Gaining a better understanding of the health risks to waste management workers

The waste management and recycling industry is central to circular economy policies and is growing all the time. The occupational health of professionals in this industry is a real challenge and was examined by ANSES in an initial expert appraisal, whose results are published today. The Agency provided an overview of the industry, and conducted an analysis to group together different waste management sectors according to their impact on worker health. Although it noted a lack of data on the health risks to waste management workers, the expert appraisal highlighted exposure to multiple risk factors, mainly associated with chemicals, bacteria and mould in waste, noise and mechanical vibrations, and organisational constraints. Risks to mental health associated with the working conditions, organisation and attitudes to occupations in this sector also need to be considered. ANSES is therefore making recommendations with a view to acquiring knowledge on the health risks to workers, raising awareness of risk prevention and improving medical monitoring of waste workers. It is also recommending that the health impacts on these professionals be integrated into eco-design activities. As a first example for the industry, the Agency proposes conducting a risk assessment on the household packaging sector, with its multiple health and socio-economic challenges.

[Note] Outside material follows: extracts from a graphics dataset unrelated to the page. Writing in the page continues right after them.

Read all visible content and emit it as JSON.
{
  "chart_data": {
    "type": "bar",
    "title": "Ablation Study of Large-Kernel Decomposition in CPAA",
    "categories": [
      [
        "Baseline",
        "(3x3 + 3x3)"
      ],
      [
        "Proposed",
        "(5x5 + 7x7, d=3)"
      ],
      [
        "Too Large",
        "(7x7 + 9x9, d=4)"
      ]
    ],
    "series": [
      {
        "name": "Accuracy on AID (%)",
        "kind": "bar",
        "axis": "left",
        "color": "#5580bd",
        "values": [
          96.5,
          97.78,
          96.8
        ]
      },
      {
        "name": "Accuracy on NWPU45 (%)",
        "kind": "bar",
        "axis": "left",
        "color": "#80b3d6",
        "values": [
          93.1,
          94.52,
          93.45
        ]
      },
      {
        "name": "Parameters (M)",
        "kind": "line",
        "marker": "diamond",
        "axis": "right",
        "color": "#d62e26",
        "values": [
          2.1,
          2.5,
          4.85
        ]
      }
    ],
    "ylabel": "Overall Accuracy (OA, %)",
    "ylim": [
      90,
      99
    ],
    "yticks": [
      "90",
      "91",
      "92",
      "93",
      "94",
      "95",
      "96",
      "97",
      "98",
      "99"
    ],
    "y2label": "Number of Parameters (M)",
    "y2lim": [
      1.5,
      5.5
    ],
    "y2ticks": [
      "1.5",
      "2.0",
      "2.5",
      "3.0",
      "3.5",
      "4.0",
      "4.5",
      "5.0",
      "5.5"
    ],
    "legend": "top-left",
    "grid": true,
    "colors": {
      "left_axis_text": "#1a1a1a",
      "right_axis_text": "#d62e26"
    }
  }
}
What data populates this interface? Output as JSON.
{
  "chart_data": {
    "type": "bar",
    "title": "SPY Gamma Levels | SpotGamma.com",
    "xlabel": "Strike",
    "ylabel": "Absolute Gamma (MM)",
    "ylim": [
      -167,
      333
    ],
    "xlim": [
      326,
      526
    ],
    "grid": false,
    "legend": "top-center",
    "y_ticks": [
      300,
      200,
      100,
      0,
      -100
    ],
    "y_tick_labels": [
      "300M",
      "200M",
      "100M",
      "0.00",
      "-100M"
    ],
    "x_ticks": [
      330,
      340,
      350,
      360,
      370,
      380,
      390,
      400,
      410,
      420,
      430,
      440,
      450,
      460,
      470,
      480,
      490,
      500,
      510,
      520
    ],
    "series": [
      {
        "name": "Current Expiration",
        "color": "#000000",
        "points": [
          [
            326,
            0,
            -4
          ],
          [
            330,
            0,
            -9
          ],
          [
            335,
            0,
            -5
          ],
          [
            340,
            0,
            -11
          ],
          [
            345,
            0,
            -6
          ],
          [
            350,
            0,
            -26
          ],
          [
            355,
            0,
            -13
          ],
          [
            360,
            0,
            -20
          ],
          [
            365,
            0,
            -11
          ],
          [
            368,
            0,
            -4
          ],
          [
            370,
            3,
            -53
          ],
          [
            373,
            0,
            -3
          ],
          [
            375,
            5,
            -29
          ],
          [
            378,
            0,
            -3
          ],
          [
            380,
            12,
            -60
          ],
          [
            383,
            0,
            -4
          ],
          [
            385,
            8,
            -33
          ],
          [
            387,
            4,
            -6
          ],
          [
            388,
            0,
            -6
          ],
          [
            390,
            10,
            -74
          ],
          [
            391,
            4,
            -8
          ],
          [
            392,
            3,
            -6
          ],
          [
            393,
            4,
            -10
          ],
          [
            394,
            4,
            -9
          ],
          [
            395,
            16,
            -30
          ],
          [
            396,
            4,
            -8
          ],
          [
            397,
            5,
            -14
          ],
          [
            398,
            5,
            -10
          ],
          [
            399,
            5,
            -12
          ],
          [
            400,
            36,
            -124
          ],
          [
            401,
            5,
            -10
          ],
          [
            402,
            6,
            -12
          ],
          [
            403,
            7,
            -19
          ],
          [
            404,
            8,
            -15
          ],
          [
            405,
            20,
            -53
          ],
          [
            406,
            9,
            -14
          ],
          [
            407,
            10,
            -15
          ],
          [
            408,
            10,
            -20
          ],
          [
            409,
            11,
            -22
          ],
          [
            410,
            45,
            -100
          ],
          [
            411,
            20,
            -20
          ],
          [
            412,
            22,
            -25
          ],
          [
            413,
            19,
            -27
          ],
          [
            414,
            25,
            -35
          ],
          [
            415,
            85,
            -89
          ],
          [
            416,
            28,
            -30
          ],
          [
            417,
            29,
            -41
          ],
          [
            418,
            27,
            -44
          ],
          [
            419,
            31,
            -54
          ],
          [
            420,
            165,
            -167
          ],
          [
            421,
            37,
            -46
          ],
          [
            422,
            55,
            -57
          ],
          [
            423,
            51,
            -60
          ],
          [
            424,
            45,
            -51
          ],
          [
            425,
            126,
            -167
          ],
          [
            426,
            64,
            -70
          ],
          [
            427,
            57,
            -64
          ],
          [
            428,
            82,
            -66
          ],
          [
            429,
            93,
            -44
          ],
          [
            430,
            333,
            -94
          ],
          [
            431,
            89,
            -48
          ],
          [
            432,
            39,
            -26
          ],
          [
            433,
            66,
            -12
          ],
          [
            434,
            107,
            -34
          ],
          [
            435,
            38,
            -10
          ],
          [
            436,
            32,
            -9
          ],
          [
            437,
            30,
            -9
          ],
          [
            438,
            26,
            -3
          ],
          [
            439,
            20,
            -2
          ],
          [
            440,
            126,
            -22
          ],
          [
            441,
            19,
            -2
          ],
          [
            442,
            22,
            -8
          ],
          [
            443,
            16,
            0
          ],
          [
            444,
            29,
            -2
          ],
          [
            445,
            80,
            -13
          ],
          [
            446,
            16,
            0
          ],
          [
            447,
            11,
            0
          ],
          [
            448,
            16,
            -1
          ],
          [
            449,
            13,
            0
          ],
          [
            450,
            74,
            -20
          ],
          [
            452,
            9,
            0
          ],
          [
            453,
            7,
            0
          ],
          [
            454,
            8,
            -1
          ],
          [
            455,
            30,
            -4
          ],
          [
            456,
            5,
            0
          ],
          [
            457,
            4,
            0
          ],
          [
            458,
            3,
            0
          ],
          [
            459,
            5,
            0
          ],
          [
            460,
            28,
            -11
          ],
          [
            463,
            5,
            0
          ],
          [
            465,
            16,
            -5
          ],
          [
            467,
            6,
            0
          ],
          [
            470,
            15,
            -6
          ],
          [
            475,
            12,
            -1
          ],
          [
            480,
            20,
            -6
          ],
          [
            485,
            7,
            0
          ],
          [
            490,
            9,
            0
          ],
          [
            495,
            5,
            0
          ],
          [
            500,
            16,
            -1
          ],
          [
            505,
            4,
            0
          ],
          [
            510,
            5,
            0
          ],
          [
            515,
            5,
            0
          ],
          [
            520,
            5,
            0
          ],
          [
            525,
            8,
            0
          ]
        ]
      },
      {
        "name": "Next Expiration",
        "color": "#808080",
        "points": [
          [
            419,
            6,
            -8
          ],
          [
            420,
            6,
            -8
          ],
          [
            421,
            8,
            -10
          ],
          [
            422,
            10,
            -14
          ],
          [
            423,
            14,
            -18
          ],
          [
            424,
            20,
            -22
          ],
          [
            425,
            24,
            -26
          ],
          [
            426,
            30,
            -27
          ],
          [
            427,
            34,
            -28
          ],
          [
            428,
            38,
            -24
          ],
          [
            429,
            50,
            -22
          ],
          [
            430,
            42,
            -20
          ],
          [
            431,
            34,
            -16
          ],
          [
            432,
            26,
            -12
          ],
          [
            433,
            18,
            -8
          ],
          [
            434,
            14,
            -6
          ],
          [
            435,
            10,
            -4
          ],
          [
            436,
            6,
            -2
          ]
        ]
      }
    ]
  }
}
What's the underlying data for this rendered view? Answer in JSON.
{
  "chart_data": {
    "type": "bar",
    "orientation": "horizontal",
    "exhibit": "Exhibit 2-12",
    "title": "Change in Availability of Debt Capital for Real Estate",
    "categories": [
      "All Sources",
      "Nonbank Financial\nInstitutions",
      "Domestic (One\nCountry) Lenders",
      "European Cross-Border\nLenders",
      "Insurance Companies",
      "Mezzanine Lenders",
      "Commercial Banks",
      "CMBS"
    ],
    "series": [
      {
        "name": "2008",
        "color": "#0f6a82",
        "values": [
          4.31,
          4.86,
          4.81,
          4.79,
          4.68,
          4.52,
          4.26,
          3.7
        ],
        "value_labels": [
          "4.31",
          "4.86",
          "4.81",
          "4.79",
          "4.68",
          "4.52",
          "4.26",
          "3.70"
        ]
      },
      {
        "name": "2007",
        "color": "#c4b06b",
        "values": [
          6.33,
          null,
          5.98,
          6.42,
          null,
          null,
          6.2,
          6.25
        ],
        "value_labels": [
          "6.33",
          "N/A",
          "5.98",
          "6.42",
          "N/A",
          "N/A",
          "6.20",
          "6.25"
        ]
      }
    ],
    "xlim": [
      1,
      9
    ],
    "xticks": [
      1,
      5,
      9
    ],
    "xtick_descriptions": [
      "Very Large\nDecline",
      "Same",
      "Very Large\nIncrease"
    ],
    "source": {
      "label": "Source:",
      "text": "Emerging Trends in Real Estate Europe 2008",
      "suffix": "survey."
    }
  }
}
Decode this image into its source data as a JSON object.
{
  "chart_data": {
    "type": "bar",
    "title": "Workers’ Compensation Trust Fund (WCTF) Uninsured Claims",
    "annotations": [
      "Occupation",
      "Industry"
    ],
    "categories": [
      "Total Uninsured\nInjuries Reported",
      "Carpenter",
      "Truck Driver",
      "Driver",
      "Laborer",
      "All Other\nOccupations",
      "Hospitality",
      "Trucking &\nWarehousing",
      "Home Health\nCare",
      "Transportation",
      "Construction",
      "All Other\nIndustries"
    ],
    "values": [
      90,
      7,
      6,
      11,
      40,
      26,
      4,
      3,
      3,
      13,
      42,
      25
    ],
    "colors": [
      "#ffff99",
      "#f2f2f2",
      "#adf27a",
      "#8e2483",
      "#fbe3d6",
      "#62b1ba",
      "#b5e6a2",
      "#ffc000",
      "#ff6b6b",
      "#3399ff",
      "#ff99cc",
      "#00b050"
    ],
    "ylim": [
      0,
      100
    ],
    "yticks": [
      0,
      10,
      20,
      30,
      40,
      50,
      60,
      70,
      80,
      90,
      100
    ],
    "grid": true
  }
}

Workers exposed to multiple risks

The waste management industry is booming and constantly evolving. It encompasses the collection, recycling and disposal of waste. Waste recycling, an integral part of the concept of the circular economy, consists in transforming waste into a raw material or energy source. It is a vast and complex industry with boundaries that are difficult to define.

The broad variety of waste and the processes used for its collection, recycling or disposal lead to occupational exposure to a wide range of hazards: toxic chemicals, mould, bacteria, high temperatures, intense noise, mechanical vibrations, sources of fire or explosion, close proximity to mechanical or electrical equipment, the presence of sharp objects, vehicle traffic, etc. Workers may also be exposed to arduous working conditions involving the carrying of heavy loads, repetitive gestures, and night or shift work. Lastly, mental health risks, which are too often neglected, can also be linked, for example, to working alone, violence or incivility, and a lack of recognition.

In France, the waste collection, treatment and disposal industry is one of the occupational sectors reporting the most frequent and most serious accidents at work. In 2016, there was an average of 59 occupational accidents per 1,000 employees for this industry's activities, compared with 33.8 per 1,000 employees for all industries as a whole.

Gaining a better understanding and taking better account of the health risks of workers in this industry

In general, ANSES highlights the lack of precise data on the health risks faced by workers in the waste industry.

It therefore recommends improving knowledge on health risks to workers through specific studies and the creation of a collective-data gathering tool. The Agency also recommends strengthening prevention and raising awareness among stakeholders, and improving medical monitoring to protect the workers involved in waste management. In addition, it recommends that the health challenges of these professionals be taken into account in eco-design approaches.

Categorisation of waste management sectors

ANSES examined 28 waste management sectors that provide an overview of the industry.

In order to identify and distinguish the sectors in terms of their impact on the health of professionals working in them, several criteria were studied: potential risks associated with the toxicity of chemicals, risks associated with the presence of bacteria or mould in waste; the level of documentation of these health risks; the quantities of waste produced, collected and treated within each sector; the number of workers involved in each sector's activities; and consideration of the economic and technical developments in the sectors over the coming years.

On the basis of these criteria, categorisation work was then carried out to group together sectors with common characteristics.

Six sector categories were defined:

    Meaning of potential risks:

    High: Workers are exposed to hazardous chemical and/or biological agents within the sector.

    Limited: Hazardous chemical and/or biological agents have been identified within the sector, but there is evidence to suggest that worker exposure is controlled.

    Low: There is no suspicion of worker exposure to hazardous chemical and/or biological agents in the sector.

    Not determined: Workers may be exposed to hazardous chemical and/or biological agents within the sector (exposure not documented or hazards not identified in the literature consulted).

    For each of these sectors, ANSES has formulated specific recommendations:

    • for sectors for which the risks have been documented, ANSES recommends assessing and, if necessary, strengthening preventive measures ;
    • for sectors for which the risks could not be estimated, ANSES recommends carrying out research in order to gain a better understanding of the hazards and exposures to which workers are subjected. In particular, it proposes including topics related to the "end-of-life vehicles" and "biowaste recycled by anaerobic digestion" sectors in the research projects of the National Research Programme for Environmental and Occupational Health (PNR-EST) that it funds ;
    • lastly, for sectors where potential risks have been defined, ANSES recommends carrying out health risk assessments for workers. In this context, the experts identified three sectors requiring special investigation: construction, wood and household packaging. As a first example, the Agency decided to conduct a risk assessment on the "Household packaging" sector. Indeed, in view of the current context, with a broadening of the sorting instructions and a reduction in waste being exported abroad, this sector is now obliged to absorb a significant volume of waste. One of the challenges of this future expert appraisal will be to refine methods for assessing the risks associated with the presence of bacteria, mould or other micro-organisms in work environments.